My mother was diagnosed 4 years ago, and has been in treatment for the entire period. Up until recently things were going well, but in the past few weeks her condition has deteriorated. 

 

My father has become depressed and is in treatment with both a psychiatrist and a pschologist, but he is still very much suffering. I am worried that as my mother's condition worsens, so will his.

 

Both my 2 siblings and I visit them daily, and stay for a number of hours, but this doesn't seem to make much difference.

 

Can you suggest other ideas for how to help him?

 

Thanks,

Comments

  • j24
    j24 Member Posts: 15
    Hi Dale,
     
    I'm sorry you're

    Hi Dale,

     

    I'm sorry you're going through this. The most important thing you can do, you're already doing!
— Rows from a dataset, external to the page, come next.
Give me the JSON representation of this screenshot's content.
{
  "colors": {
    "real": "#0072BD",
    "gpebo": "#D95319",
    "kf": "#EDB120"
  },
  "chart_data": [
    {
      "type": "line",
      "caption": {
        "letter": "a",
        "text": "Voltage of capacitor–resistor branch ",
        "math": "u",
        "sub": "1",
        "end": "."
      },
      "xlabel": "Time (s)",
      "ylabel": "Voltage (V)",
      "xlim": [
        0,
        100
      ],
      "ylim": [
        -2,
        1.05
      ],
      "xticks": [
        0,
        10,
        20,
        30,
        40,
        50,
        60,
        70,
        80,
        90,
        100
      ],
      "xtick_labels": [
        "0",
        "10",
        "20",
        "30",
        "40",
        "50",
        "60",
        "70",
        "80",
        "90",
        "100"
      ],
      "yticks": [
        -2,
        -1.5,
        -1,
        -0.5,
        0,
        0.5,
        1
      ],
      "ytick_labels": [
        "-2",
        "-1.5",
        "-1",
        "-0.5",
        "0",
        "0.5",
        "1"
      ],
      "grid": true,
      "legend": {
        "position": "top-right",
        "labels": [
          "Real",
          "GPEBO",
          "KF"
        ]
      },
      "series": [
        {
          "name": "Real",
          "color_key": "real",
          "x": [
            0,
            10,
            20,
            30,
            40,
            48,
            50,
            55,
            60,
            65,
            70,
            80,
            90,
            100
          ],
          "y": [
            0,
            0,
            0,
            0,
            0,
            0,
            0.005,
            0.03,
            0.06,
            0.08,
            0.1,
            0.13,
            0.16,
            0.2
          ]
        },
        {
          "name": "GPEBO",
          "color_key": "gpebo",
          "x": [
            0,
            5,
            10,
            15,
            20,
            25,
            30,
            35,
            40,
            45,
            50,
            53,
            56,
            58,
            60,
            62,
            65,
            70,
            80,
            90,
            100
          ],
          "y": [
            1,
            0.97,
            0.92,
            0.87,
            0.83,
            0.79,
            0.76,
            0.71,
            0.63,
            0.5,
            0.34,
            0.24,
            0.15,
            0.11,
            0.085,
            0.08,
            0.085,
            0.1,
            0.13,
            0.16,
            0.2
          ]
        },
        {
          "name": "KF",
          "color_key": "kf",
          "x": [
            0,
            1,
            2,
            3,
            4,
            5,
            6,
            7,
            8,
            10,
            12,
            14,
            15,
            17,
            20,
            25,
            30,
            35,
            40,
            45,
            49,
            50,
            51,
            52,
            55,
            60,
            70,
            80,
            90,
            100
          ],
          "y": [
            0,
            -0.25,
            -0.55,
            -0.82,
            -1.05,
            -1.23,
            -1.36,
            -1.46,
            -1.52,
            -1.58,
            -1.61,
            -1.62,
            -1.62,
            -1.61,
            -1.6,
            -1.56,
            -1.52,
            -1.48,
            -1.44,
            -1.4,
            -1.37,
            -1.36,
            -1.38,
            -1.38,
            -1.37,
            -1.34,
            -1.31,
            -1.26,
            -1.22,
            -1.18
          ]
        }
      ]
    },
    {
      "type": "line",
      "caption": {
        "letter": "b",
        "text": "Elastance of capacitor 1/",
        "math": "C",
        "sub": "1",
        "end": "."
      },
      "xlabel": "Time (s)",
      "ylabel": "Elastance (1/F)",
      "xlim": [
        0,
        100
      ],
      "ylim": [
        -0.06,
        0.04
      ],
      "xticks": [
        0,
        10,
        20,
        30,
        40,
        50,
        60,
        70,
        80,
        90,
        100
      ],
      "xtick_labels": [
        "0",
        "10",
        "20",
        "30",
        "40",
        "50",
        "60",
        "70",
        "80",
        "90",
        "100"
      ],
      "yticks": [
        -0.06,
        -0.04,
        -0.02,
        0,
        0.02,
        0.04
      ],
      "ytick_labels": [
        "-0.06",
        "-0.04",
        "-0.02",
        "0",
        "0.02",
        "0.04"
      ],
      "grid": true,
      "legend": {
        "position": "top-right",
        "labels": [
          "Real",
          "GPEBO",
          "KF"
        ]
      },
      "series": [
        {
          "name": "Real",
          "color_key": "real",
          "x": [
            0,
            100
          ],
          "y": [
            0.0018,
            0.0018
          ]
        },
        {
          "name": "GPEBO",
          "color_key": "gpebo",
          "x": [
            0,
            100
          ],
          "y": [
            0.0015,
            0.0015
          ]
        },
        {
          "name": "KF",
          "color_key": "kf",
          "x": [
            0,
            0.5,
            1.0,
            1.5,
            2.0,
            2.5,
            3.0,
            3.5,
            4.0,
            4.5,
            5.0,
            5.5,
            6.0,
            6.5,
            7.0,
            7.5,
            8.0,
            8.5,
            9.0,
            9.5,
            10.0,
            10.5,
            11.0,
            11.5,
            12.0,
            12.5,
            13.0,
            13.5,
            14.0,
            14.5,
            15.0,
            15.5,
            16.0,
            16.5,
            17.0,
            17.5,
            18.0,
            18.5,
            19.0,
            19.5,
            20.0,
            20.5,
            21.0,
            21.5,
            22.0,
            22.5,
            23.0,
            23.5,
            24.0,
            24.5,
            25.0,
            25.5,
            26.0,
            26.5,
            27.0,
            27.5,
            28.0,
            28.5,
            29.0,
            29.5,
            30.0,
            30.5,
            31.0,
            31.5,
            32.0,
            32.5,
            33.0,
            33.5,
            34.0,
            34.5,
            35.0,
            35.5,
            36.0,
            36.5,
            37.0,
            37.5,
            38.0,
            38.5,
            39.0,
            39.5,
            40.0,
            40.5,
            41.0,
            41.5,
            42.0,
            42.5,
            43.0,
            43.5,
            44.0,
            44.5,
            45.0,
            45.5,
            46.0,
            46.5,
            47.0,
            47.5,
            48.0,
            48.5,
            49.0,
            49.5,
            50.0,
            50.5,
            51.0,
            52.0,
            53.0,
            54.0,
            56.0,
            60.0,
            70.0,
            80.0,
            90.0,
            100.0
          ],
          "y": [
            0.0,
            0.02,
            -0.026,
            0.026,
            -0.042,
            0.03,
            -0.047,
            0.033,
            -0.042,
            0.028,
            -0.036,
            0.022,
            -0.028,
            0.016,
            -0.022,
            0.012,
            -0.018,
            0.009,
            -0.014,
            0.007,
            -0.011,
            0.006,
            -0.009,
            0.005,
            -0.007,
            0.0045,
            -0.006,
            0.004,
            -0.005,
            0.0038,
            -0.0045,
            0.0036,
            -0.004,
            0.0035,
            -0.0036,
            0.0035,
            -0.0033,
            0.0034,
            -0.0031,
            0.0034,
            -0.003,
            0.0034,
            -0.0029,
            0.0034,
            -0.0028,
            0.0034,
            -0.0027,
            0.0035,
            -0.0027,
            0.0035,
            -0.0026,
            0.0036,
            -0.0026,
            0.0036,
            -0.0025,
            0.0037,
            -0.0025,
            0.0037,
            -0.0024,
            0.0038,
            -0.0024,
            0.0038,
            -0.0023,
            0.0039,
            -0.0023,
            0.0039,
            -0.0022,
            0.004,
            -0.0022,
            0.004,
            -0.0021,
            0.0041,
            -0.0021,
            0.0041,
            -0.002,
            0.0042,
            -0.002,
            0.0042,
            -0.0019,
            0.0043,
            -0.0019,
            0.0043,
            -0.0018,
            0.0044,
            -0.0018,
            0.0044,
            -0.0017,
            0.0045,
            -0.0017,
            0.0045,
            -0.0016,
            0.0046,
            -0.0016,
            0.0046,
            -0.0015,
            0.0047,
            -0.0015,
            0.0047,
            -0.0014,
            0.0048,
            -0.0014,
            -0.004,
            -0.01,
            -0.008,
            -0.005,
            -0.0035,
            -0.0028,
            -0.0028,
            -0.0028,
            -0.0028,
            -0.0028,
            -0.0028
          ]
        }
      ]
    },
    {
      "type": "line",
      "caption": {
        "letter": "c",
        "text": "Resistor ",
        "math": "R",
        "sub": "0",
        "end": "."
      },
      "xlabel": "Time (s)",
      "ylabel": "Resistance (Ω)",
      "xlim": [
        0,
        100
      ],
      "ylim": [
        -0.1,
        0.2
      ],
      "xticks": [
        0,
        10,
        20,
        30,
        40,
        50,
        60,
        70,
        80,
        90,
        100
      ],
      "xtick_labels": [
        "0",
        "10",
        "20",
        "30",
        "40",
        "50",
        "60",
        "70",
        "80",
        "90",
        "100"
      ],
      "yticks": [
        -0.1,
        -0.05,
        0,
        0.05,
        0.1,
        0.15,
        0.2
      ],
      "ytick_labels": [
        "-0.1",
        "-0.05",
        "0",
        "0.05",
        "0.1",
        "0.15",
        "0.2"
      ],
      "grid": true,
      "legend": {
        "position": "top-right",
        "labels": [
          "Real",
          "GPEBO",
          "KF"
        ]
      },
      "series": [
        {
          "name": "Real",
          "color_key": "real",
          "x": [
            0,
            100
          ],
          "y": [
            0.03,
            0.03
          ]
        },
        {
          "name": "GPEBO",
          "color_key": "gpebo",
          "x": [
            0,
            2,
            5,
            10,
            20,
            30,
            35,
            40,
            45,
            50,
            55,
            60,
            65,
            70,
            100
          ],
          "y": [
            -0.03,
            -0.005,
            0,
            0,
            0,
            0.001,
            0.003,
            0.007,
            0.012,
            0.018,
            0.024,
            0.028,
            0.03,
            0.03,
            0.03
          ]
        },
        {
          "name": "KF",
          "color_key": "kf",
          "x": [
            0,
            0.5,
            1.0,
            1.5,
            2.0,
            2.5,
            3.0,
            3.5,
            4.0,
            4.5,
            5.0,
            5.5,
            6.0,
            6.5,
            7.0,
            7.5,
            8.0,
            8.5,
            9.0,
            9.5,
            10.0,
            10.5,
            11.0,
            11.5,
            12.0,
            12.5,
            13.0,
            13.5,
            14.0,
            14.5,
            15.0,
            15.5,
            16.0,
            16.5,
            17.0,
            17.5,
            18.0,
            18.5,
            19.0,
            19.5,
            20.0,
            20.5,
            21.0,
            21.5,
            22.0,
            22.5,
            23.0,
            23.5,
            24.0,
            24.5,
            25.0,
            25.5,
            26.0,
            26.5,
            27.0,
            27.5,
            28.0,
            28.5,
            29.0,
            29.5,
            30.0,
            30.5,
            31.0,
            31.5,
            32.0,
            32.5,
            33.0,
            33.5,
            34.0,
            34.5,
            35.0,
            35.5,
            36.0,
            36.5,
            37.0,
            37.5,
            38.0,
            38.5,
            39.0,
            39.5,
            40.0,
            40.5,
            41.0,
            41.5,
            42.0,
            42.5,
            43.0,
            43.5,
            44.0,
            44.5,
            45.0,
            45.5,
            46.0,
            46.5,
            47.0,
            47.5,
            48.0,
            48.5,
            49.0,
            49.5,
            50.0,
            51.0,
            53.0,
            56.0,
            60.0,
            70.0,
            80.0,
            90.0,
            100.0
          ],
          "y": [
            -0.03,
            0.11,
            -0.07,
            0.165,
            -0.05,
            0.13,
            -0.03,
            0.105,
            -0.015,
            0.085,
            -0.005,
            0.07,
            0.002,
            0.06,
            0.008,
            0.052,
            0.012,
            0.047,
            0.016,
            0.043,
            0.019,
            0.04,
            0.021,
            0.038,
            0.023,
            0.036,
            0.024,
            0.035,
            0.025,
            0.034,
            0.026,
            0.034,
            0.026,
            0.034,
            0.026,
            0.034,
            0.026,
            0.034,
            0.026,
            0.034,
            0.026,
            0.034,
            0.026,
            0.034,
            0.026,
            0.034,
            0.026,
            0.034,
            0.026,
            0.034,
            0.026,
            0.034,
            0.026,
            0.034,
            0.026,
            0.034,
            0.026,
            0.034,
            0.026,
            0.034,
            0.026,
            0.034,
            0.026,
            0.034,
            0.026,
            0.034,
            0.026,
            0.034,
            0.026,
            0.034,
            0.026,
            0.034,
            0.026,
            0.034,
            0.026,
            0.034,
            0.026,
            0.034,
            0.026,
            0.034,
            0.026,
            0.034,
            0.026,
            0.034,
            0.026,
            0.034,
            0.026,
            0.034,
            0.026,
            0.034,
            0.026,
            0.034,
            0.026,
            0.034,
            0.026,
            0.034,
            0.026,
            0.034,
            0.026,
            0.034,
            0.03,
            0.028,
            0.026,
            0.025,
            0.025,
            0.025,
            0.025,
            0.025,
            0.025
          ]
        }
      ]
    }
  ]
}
Being there for your parents during this difficult time means the world, even if it doesn't seem like it or if you feel underapprecaited. 

     

    How are your mother's spirits? How are you and your sibilings spirits while you're there?

     

    All you can do is continue to be there for your family! My mother (stage 4 diffused large b cell non hodgkins lymphoma) really enjoys when people make her laugh! If they are up for watching television or movies, opt for something funny! Also, maybe try researching any good books on coping with cancer (if they're willing to read)

    Unfortunately, there is not much anyone can say or do during a time of sorrorw/depression. Your presence means the world! And by you reaching out for help on this blog, it shows that you are a compassionate person willing to do whatever it takes to hold your family together. I'm sure that comes across to your parents.

     

    Take care!

  • Robillina
    Robillina Member Posts: 11
    understable

    Hi Dale,

    I am going through something similar with my Mom. For us it is my brother who is sick. We are in year two and my Mom, a retired nurse, has been doing really well. However, this year my brother has deteriorated. Now my Mom is struggling with fatigue and emotional swings. I am really scared this will changed her personality. We have always been a happy family, we laugh a lot and still try to do that as often as we can but sometimes it's hard. I feel like whatever I do is never enough to help her. Luckily for me my Mom and I have an amazing relationship and she has started verbalizing to me how much she appreciates my help. I try to keep her spirits up. Mini breaks help a great deal. SHe is an avid reader so she and I snuck out to a place called the book barn. We could only spend an hour there but it was a beautiful day. We met some nice people who made us giggle and we each found a new book. I have a couple pics of us smiling. Its hard to laugh without feeling guilty sometimes.

    I also try to keep my brother smiling. When my Mom see's him in good spirits it helps her emotional state as well. It's a difficult balancing act for caregivers. We have to remember to take care of ourselves as we are caring for the people who have the diagnosis. I hope your Dad has a hobby or something he is interested in that can help to recharge his mind body and soul. Let him know it's okay to take a break, if he doesn't do this already.

    My suggestions seem so pitiful against what we are all facing. I've learned recently that the little things really do matter.